The particularly hacky part: We intercept afterSwap to "claim" output tokens before they reach users by returning a BalanceDelta, redirecting tokens to our hook contract. Instead of tokens going to msg.sender, we map them to commitment hashes: commitmentDeposits[commitment][token] = amount. This required deep understanding of Uniswap V4's unlock callback mechanism and delta accounting—a complex system we had to master for proper integration.

Uniswap V4 Integration: For liquidity privacy, the hook contract owns LP NFTs while users prove ownership via ZK proofs. Our beforeAddLiquidity intercepts to insert commitments, and beforeRemoveLiquidity verifies proofs before allowing withdrawals. The routing pattern uses SwapRouter02 with custom hookData encoding—we pack commitment hashes, addresses, and metadata into hookData bytes that get passed through the entire swap flow.

Zero-Knowledge Proof System (Circom + SnarkJS + Groth16): We built two custom Circom circuits:

1. Swap Withdrawal Circuit: Takes private inputs (secret, nonce, Merkle path) and enforces commitment = Poseidon(token_address, amount, Poseidon(secret, nonce)) matches a Merkle leaf, with nullifier = nonce.

2. LP Removal Circuit: Uses commitment = Poseidon(secret, nonce, tokenId) with nullifier = Poseidon(secret, tokenId) to prevent linkability.

The clever bit: Nested Poseidon hashing binds token metadata while keeping inner hashes reusable across operations. Circuit compilation uses Circom 2.1.6, with exported Solidity verifiers deployed separately for gas optimization (~250-280K gas per proof).

Cryptographic Consistency: Using Poseidon throughout (ZK-friendly with low constraint count) required maintaining exact consistency across circuit, Solidity, and frontend. We spent significant time ensuring identical Poseidon parameters (t=6, nRoundsF=8, nRoundsP=57) across all layers—any mismatch breaks proof verification.

Frontend & User Flow (TypeScript + Ethers.js): Built with Next.js, handling secret generation, commitment calculation, Merkle proof generation, and in-browser ZK proof generation using WASM-compiled circuits. The trickiest part: converting between BigInt (JS), uint256 (Solidity), and field elements (circuits) without precision loss—we use ethers.toBeHex with explicit 32-byte padding.

Notable Hacks & Challenges:

1. Hook Address Mining: Uniswap V4 hooks need addresses with specific bit flags matching permissions. We used CREATE2 salt mining—computational brute force to find compliant addresses.
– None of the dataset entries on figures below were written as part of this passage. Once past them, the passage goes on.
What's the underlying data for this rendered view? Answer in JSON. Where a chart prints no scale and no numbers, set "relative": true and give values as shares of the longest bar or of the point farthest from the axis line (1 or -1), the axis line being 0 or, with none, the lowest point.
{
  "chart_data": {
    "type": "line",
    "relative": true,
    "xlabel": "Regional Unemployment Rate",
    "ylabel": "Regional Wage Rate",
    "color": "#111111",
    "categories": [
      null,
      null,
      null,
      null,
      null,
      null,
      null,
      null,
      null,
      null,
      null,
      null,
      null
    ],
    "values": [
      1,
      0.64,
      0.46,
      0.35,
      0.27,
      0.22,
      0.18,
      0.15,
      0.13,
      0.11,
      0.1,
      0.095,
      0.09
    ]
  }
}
2. Delta Accounting: Uniswap V4's delta system required careful balancing. Our afterSwap returns negative delta for output currency (claiming tokens) while ensuring user swaps succeed—this required deep diving into PoolManager's settle/take logic.
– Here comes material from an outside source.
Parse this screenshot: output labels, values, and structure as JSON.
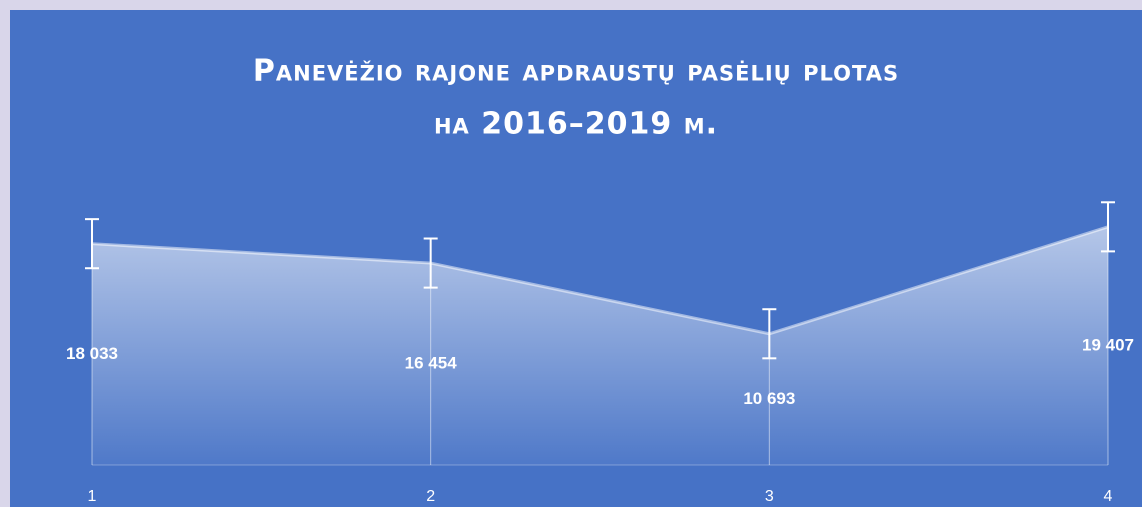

3. Merkle Tree Gas Optimization: On-chain trees are expensive. We optimized by: (a) only storing roots and leaf count, requiring users to maintain off-chain trees, (b) 30-root circular buffer for flexibility, (c) Poseidon instead of SHA256 for cheaper circuit verification.

4. Nullifier System: Each proof generates a unique nullifier preventing double-spends. For swap withdrawals, nullifier = nonce (simple), but for LP removal, nullifier = Poseidon(secret, tokenId). This prevents cross-operation replay while maintaining unlinkability.

5. Cross-Contract Communication: Our hook interacts with PositionManager for LP operations, requiring careful reentrancy handling. Uniswap V4's unlock mechanism creates complex call stacks—we rely on protocol guards plus nullifier checks.

Partner Technologies:

• Uniswap V4 Hooks: Enabled building privacy directly into DEX infrastructure. Hook permissions provided precise lifecycle control, though the unlock callback pattern was initially confusing but proved powerful.
• Circom/SnarkJS: Mature ZK framework with excellent documentation. Constraint visualization tools helped debug circuit logic. Main benefit: deterministic proof generation and battle-tested cryptography.
• Foundry: Fast compilation, testing, and deployment scripting. Gas reporting caught optimization opportunities early.